Serbest zaman içerisinde gerçekleştirilen ve kişiyi fiziksel ve ruhsal açıdan zinde tutan spor faaliyetlerine katılanların sayısı azımsanacak kadar düşük seviyede.
Hal böyle olunca da kişi, bir yerden sonra hayatını idame ettirme, kaliteli şekilde sürdürme durumunda kalıyor. O andan itibaren ise istihdamın önemi ortaya çıkıyor…
Kişinin sağlıklı olması tamam, sonrasında ise yapabileceği ve elde edeceği maddi gelirle düzenli (yeme, içme, evlenme, barınma v.b.) bir hayat sürmesinin süreci başlıyor.
Bilimde bunun adı “Sosyal Politikalar” olarak tanımlanmaktadır.
Engelli bireyler için uygulamaya koyulacak bu ‘politikalar’ sayesinde, engelli bireyin mevcut potansiyeli (yeteneksizlikten daha çok, keşfedilmeyen yetenekler vardır) değerlendirilip, sosyoekonomik kazanımlarla toplumla bütünleşme, kaliteli bir hayat sürdürme sürecine taşıyacaktır…
Bu bağlamda “Bana balık ısmarlamayın, balık tutmasını öğretin” sözünü hatırladığımızda, söylenenlerinin önemi daha iyi anlaşılmış olacak.
“Dün dündür, bugün bugündür” sözü, anlık/politik düşünmenin bir yansıması olarak günümüzde geçerliliğini/inanılırlığını yitirmiş olmalı.
Şimdilerde önem taşıyan, dünden gerekli dersi çıkarmak ve geleceği bugünden inşa etmektir.
Engelli bireylerin iş hayatı içerisinde yer almalarını düşünürsek, böyle bir durum onların çalışıp kazanıp, ekonomik yönden ‘ayakları’ üzerinde durmaları, istihdamlarıyla mümkün olacaktır…
Engelli bireylerin çalışma hayatının içerisine girmelerini, devamlı/sürdürülebilir kılmak için kanunlar çıkarılmaktadır. (5378 Sayılı Engelliler Kanunu, 4857 İş Kanunu, 657 Sayılı Memurlar Kanunu).
Kanun ve yönetmeliklerle belirlenen bu sürecin sağlıklı işleyip/işletilmemesi ayrı bir tartışma konusu olsa da bizim üzerinde durduğumuz konu, kişinin ‘engelli’ diye bir kenara itilmeden, çalışma hayatının içerisinde yer alarak, kendi hayatını bağımsız şekilde sürdürebilmesi ve toplum için kazanıma dönüşmesi.
Bu durum, engelini sporla unutan bir birey için ayrı bir önem taşımaktadır.

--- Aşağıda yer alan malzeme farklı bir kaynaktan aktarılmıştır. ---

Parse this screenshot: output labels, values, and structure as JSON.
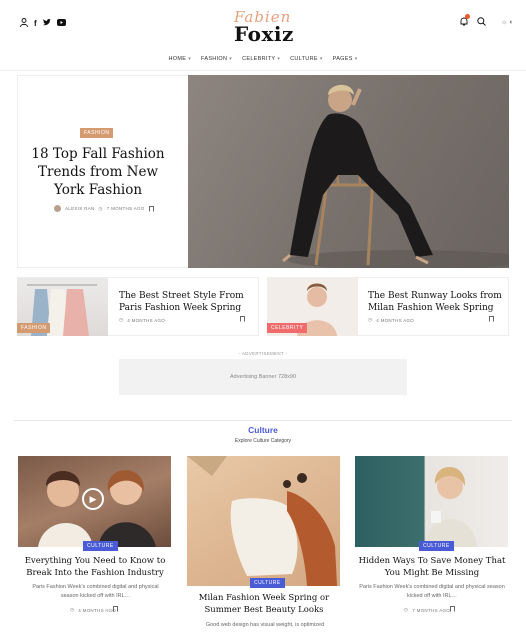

Kamu veya özel şirketlerde çalışan engelli bireyler için, engel durumuna göre aktif rol almaları ve üretim safhasında yer almaları da önemli bir ayrıntı…
Hareket ve egzersiz aracılığıyla engelini unutan bireylerin, istihdam ve sosyal hayatın içinde yer almaları, “tüketici” durumundan, “üreten” konumuna geçileceği için, o kişinin olduğu gibi, kamunun da yararına olacaktır.
Bu aşamada, aktif performans sporunun içinde yer alan engelli bireylerin, ileriki süreçlerde yönetici, antrenör olarak görev alma hassasiyeti dikkat çekecektir.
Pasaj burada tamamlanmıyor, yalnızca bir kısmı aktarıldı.